Em 1966, no Rio de Janeiro, houve uma inundação monumental. Nós morávamos na Tijuca em frente ao rio Maracanã. Ele transbordou. Em segundos, a água barrenta invadiu nossa casa.

Encharcou os livros que tinham sido do meu avô Walter. Entre eles, um do Graciliano Ramos autografado. Era o Memórias do Cárcere. Meu avô Walter havia sido tenentista.

Em 1935, por participar da Aliança Nacional Libertadora (ANL), foi preso pelo ditador Getúlio Vargas. Ele e o autor de Vidas Secas se conheceram na prisão. Não ficaram amigos, mas se respeitaram. Um ano após cumprir pena, meu avô morreu.
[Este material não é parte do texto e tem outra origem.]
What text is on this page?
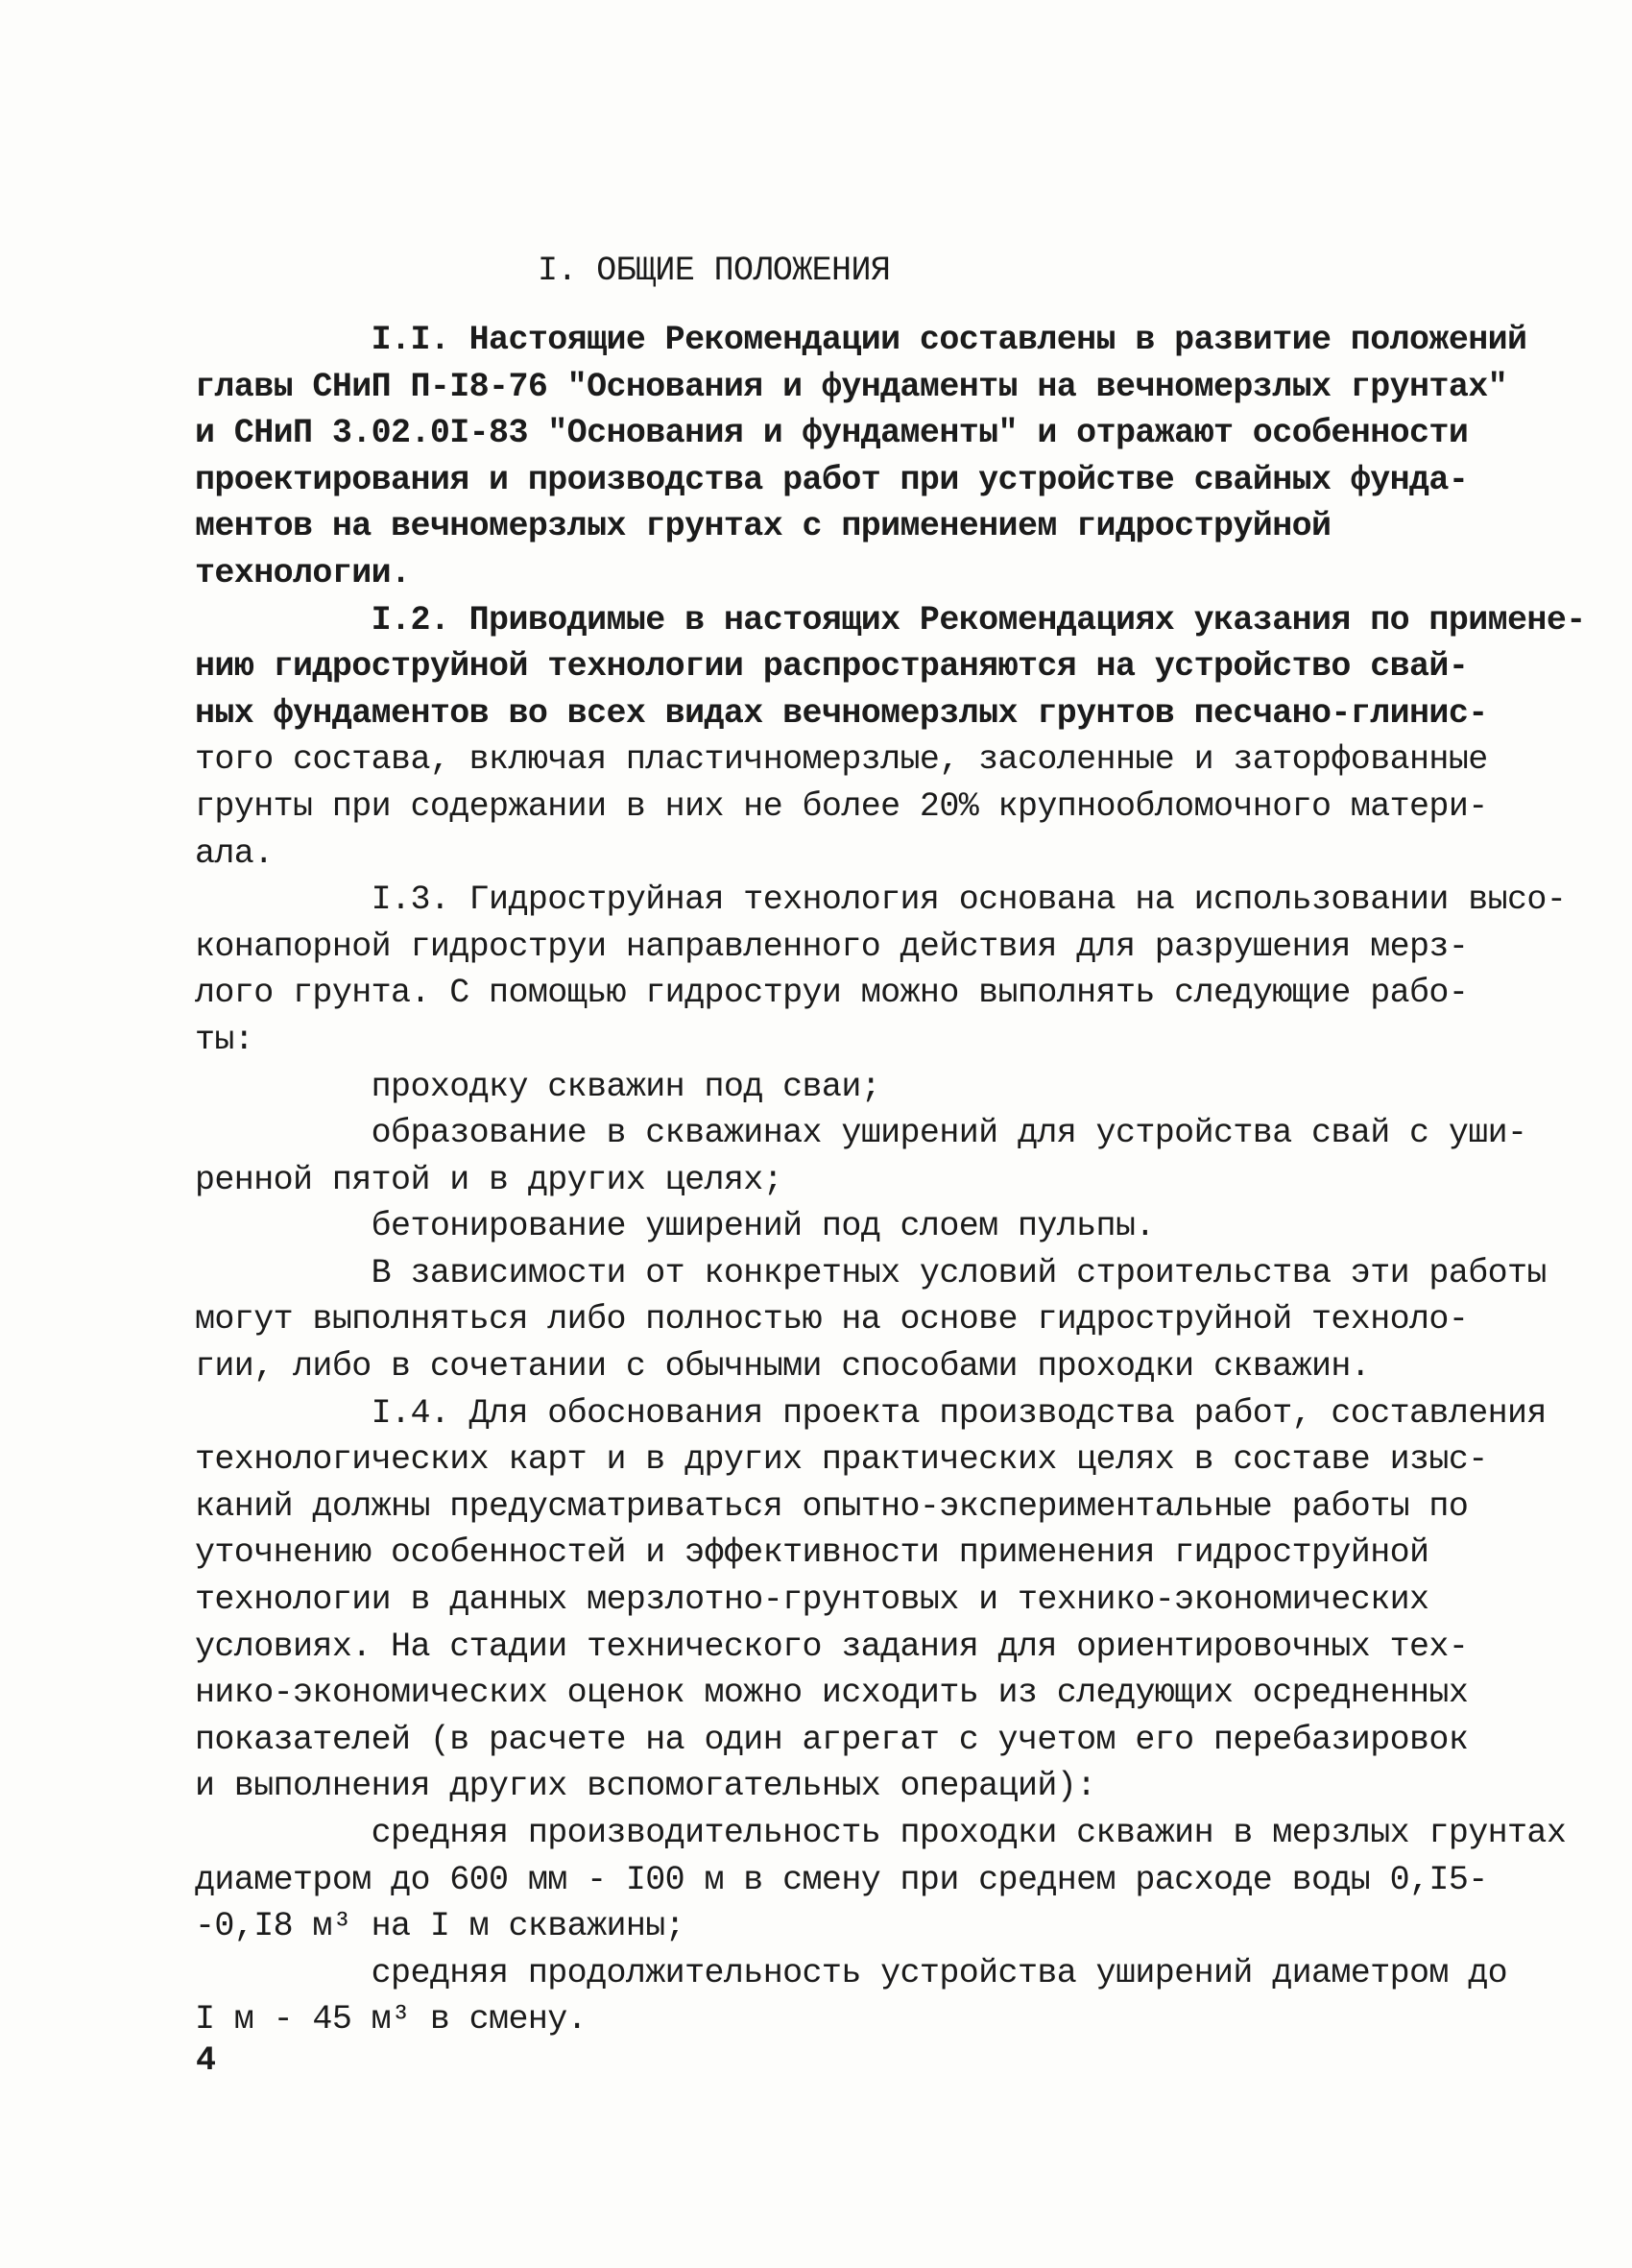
I. ОБЩИЕ ПОЛОЖЕНИЯ
I.I. Настоящие Рекомендации составлены в развитие положений
главы СНиП П-I8-76 "Основания и фундаменты на вечномерзлых грунтах"
и СНиП 3.02.0I-83 "Основания и фундаменты" и отражают особенности
проектирования и производства работ при устройстве свайных фунда-
ментов на вечномерзлых грунтах с применением гидроструйной
технологии.
I.2. Приводимые в настоящих Рекомендациях указания по примене-
нию гидроструйной технологии распространяются на устройство свай-
ных фундаментов во всех видах вечномерзлых грунтов песчано-глинис-
того состава, включая пластичномерзлые, засоленные и заторфованные
грунты при содержании в них не более 20% крупнообломочного матери-
ала.
I.3. Гидроструйная технология основана на использовании высо-
конапорной гидроструи направленного действия для разрушения мерз-
лого грунта. С помощью гидроструи можно выполнять следующие рабо-
ты:
проходку скважин под сваи;
образование в скважинах уширений для устройства свай с уши-
ренной пятой и в других целях;
бетонирование уширений под слоем пульпы.
В зависимости от конкретных условий строительства эти работы
могут выполняться либо полностью на основе гидроструйной техноло-
гии, либо в сочетании с обычными способами проходки скважин.
I.4. Для обоснования проекта производства работ, составления
технологических карт и в других практических целях в составе изыс-
каний должны предусматриваться опытно-экспериментальные работы по
уточнению особенностей и эффективности применения гидроструйной
технологии в данных мерзлотно-грунтовых и технико-экономических
условиях. На стадии технического задания для ориентировочных тех-
нико-экономических оценок можно исходить из следующих осредненных
показателей (в расчете на один агрегат с учетом его перебазировок
и выполнения других вспомогательных операций):
средняя производительность проходки скважин в мерзлых грунтах
диаметром до 600 мм - I00 м в смену при среднем расходе воды 0,I5-
-0,I8 м³ на I м скважины;
средняя продолжительность устройства уширений диаметром до
I м - 45 м³ в смену.
4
Tempos depois, minha avó se casou com um judeu chamado Júlio. No dia da enchente, esse avô postiço e querido estava em casa.

Ao observar a excitação das crianças, contrastando com o pânico dos adultos, vovô Júlio contou que na sua aldeia natal, na então Tchecoslováquia, as crianças também se maravilhavam com as fogueiras acendidas pelos nazistas.

As crianças judias não sabiam o significado exato de um progom. Nós não sabíamos a extensão catastrófica de uma enchente. Ver o mundo com olhos infantes é uma festa.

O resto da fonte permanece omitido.